19, Couldn’t the state have had access to the records without HIPAA? In other words was the purpose of HIPAA to restrict access or to give the government access?
If the patient was being transfered from one hospital to another there had to be a treating physcian and a recieving physcian who is aware of the patient’s condition, treatment and medication requirements so he can be recieved and cared for. That information is usually carried with the patient or faxed to the recieving physcian. You just don’t send patient’s willy nilly from hospital to hospital hoping some one will be there to care for him and that there is a bed available! Occasionally, because of bed shortages we go on “by pass”, we will not take any more patient’s even thought we are a level one trauma center. There is something fishy about the story…
Katherine (and all), YES I have a job. I’m back at Florida State University Libraries working with InterLibrary Loan. I started on September 4.
Pay is lower than I was making before, but the benefits are great — full family coverage for $180 a month, much lower than any place I’ve worked before.
Thanks to everyone for all the prayers.
Jim Elliott <><
That’s wonderful! Congratulations! (and yes, we have been praying).

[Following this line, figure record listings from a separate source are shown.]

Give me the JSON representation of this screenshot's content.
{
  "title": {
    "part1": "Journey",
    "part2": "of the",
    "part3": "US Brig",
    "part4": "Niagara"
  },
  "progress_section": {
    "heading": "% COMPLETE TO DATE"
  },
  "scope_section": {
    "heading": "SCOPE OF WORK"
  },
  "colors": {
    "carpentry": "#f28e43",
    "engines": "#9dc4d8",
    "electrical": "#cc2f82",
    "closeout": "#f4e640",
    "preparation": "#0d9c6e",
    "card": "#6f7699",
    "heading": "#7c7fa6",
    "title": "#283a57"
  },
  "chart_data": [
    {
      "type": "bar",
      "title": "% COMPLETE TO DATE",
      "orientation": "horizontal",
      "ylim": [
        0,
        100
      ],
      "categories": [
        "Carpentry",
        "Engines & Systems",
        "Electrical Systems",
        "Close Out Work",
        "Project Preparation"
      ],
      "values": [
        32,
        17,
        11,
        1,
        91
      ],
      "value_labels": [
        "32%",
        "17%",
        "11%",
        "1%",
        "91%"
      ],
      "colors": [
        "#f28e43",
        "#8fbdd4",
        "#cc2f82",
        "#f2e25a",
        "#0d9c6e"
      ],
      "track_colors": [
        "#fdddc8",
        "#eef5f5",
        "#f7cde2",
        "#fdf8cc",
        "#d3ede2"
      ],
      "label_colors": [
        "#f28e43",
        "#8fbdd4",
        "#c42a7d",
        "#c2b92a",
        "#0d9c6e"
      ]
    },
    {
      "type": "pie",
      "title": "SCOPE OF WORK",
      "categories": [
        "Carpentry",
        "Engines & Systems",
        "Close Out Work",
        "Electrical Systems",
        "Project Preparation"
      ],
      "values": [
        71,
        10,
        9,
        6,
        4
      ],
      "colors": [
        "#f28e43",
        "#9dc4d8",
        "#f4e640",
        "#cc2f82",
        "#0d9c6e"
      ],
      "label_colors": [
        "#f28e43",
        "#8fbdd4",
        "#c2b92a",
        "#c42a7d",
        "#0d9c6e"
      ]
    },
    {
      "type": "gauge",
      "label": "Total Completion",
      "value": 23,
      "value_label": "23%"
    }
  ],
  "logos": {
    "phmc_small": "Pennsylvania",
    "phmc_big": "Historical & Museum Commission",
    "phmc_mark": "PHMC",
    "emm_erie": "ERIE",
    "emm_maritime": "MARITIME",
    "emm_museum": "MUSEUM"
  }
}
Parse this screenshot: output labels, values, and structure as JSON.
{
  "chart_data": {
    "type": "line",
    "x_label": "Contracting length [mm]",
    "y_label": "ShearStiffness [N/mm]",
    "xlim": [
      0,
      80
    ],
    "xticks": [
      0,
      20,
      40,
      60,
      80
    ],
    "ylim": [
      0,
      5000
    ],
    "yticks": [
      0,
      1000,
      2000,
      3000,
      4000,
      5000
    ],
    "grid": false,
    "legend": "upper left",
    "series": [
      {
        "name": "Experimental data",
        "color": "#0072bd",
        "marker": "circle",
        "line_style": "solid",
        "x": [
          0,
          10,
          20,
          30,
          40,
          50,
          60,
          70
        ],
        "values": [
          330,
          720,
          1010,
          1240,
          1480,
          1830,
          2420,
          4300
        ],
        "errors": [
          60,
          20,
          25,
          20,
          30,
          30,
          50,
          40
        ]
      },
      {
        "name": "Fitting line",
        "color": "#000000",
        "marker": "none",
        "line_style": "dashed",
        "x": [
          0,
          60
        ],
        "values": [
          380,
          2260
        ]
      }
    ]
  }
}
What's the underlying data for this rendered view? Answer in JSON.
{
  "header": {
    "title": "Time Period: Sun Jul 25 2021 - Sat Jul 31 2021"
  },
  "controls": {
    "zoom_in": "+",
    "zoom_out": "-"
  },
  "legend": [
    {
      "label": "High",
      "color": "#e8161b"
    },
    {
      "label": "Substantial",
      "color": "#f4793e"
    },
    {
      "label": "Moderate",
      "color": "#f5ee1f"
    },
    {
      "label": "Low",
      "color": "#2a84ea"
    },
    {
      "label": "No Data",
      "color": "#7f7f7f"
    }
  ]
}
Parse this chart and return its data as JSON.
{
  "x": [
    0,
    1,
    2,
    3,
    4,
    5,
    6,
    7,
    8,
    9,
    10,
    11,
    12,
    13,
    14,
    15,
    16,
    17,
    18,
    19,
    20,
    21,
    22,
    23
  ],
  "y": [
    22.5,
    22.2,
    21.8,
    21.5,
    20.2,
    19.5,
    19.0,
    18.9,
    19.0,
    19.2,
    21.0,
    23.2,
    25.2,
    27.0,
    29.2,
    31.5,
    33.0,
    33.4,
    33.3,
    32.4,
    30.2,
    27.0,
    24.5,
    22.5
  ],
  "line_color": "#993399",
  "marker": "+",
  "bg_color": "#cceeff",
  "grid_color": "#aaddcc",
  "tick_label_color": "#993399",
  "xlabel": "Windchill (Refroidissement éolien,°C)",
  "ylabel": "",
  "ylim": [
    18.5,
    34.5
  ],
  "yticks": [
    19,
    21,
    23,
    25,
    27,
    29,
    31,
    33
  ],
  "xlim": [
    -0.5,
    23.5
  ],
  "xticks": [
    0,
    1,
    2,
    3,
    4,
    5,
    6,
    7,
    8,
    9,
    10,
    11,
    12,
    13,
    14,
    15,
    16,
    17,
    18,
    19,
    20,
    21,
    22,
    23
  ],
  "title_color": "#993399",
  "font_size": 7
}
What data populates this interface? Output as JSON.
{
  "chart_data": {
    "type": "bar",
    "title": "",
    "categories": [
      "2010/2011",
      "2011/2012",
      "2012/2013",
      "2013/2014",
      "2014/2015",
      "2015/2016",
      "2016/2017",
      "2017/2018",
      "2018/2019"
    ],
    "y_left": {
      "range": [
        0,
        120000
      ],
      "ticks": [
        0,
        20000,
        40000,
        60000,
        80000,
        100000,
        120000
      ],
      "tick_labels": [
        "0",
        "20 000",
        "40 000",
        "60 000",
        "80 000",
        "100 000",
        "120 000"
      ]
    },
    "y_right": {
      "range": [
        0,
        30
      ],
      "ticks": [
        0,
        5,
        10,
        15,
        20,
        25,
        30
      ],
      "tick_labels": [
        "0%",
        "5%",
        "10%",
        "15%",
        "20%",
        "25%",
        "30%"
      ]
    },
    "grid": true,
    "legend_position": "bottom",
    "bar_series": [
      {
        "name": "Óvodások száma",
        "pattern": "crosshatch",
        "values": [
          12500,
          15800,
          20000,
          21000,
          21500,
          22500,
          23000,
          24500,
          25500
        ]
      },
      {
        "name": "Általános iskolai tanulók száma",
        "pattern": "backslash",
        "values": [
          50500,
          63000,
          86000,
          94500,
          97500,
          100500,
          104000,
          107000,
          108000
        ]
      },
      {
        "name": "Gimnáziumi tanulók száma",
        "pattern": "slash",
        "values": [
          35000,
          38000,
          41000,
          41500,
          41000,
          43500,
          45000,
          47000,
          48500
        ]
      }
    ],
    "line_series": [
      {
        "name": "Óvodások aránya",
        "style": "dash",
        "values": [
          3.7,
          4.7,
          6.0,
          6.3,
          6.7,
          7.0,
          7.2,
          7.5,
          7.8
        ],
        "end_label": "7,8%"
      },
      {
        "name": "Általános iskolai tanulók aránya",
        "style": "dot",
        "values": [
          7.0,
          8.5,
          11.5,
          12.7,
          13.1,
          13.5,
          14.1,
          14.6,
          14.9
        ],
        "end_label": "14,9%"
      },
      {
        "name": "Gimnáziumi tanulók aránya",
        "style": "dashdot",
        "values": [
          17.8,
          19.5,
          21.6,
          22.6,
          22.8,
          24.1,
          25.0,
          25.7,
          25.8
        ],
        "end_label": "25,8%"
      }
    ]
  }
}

Woohoo, Jim! Thanks for the update.
20, Br. Michael, You’re correct. We didn’t need HIPAA to gain acccess to records. We have always had access to medical records. HIPAA preserved our ability to do that. I was simply trying to answer your question– can the federal government have access to medical records under HIPAA? The answer is yes, at least under certain circumstances. But not because of HIPAA. The federal government and state governments have always been able to look at medical records (and lots of other records, too) in facilities that are state-licensed, federally certified for Medicare reimbursement, or both. They still can.